Our data show how children with comorbidities are a population at risk, as they more often are diagnosed with bacterial infections and more often require PICU admission and life-saving interventions.
• While children with comorbidity constitute a large part of ED frequent flyers, they are often excluded from studies.
• Children with comorbidities in general are more ill upon presentation than children without comorbidities. • Children with comorbidities form a heterogeneous group; specific subgroups have an increased risk for invasive bacterial infections, while others have an increased risk of invasive interventions such as PICU admission, regardless of the cause of the fever.

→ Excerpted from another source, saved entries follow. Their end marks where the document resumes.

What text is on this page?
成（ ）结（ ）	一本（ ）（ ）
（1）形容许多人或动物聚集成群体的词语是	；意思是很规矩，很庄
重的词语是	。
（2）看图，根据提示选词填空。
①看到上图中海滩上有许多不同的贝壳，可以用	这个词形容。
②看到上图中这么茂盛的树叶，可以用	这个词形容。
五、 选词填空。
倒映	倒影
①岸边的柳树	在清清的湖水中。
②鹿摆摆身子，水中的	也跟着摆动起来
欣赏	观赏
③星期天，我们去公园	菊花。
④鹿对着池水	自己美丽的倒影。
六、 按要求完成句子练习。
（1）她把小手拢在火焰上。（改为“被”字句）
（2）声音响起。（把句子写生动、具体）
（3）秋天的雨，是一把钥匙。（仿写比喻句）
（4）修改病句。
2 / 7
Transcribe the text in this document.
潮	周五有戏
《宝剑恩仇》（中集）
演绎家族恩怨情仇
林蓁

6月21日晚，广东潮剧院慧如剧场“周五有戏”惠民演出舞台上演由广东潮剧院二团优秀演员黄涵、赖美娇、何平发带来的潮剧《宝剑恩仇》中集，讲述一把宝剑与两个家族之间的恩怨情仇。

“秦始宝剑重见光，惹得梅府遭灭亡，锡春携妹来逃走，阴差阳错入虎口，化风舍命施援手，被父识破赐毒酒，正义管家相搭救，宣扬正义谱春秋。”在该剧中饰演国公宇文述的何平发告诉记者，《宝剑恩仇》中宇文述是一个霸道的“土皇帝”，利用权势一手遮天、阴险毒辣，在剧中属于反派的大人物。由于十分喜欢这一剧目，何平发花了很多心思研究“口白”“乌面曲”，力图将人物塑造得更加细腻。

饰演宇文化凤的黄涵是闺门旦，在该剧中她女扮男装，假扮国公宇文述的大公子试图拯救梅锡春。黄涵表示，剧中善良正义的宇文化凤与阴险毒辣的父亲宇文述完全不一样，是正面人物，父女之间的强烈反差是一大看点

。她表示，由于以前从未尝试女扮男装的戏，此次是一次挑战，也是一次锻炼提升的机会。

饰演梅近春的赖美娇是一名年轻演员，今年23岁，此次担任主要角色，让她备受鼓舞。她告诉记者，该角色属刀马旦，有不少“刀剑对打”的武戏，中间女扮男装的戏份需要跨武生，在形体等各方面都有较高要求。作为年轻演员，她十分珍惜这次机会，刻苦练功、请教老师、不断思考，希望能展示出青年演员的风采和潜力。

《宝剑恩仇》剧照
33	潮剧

描述在欧洲急诊部(ED)就诊的合并症儿童的特征和管理情况。MOFICHE(欧洲儿童发热的管理和结局)是一项前瞻性多中心研究(12 个欧洲 ED,8 个国家)。比较了有合并症的发热儿童与无合并症的儿童在患者特征、疾病严重程度标志物、管理和诊断方面的差异。合并症的定义是预计持续时间超过 1 年的慢性基础疾病。我们进行了多变量逻辑回归分析,显示了调整后的优势比(aOR),并根据患者特征进行了调整。我们纳入了 38110 名患者,其中 5906 名(16%)有合并症。最常见的合并症是肺部、神经或早产。有合并症的患者往往表现得更差(20%比 16%,p<0.001),急诊儿科预警评分(ED-Paediatric Early Warning Score)>15 分的患者(22%比 12%,p<0.001)或 C 反应蛋白(CRP)>60mg/L 的患者(aOR 1.4[95%CI 1.3-1.6])。他们更经常需要救生干预(aOR 2.7,95%CI 2.2-3.3),接受静脉内抗生素治疗(aOR 2.3,95%CI 2.1-2.5),并被收治到病房(aOR 2.2,95%CI 2.1-2.4)或儿科重症监护病房(PICU)(aOR 5.5,95%CI 3.8-7.9)。他们更经常被诊断为严重细菌感染(aOR 1.8,95%CI 1.7-2.0),包括败血症/脑膜炎(aOR 4.6,95%CI 3.2-6.7)。最有可能发生败血症/脑膜炎的儿童是患有恶性肿瘤/免疫缺陷的儿童(aOR 14.5,8.5-24.8),而患有精神运动发育迟缓/神经系统疾病的儿童最有可能需要救生干预(aOR 5.3,4.1-6.9)或 PICU 入院(aOR 9.7,6.1-15.5)。
我们的数据表明,合并症儿童是一个处于危险中的人群,因为他们更经常被诊断为细菌感染,更经常需要 PICU 入院和救生干预。
• 虽然合并症儿童构成了 ED 常客的大部分,但他们经常被排除在研究之外。
• 一般来说,有合并症的儿童在就诊时比没有合并症的儿童病情更严重。• 有合并症的儿童是一个异质群体;特定亚组发生侵袭性细菌感染的风险增加,而其他亚组发生侵袭性干预(如 PICU 入院)的风险增加,无论发热的原因是什么。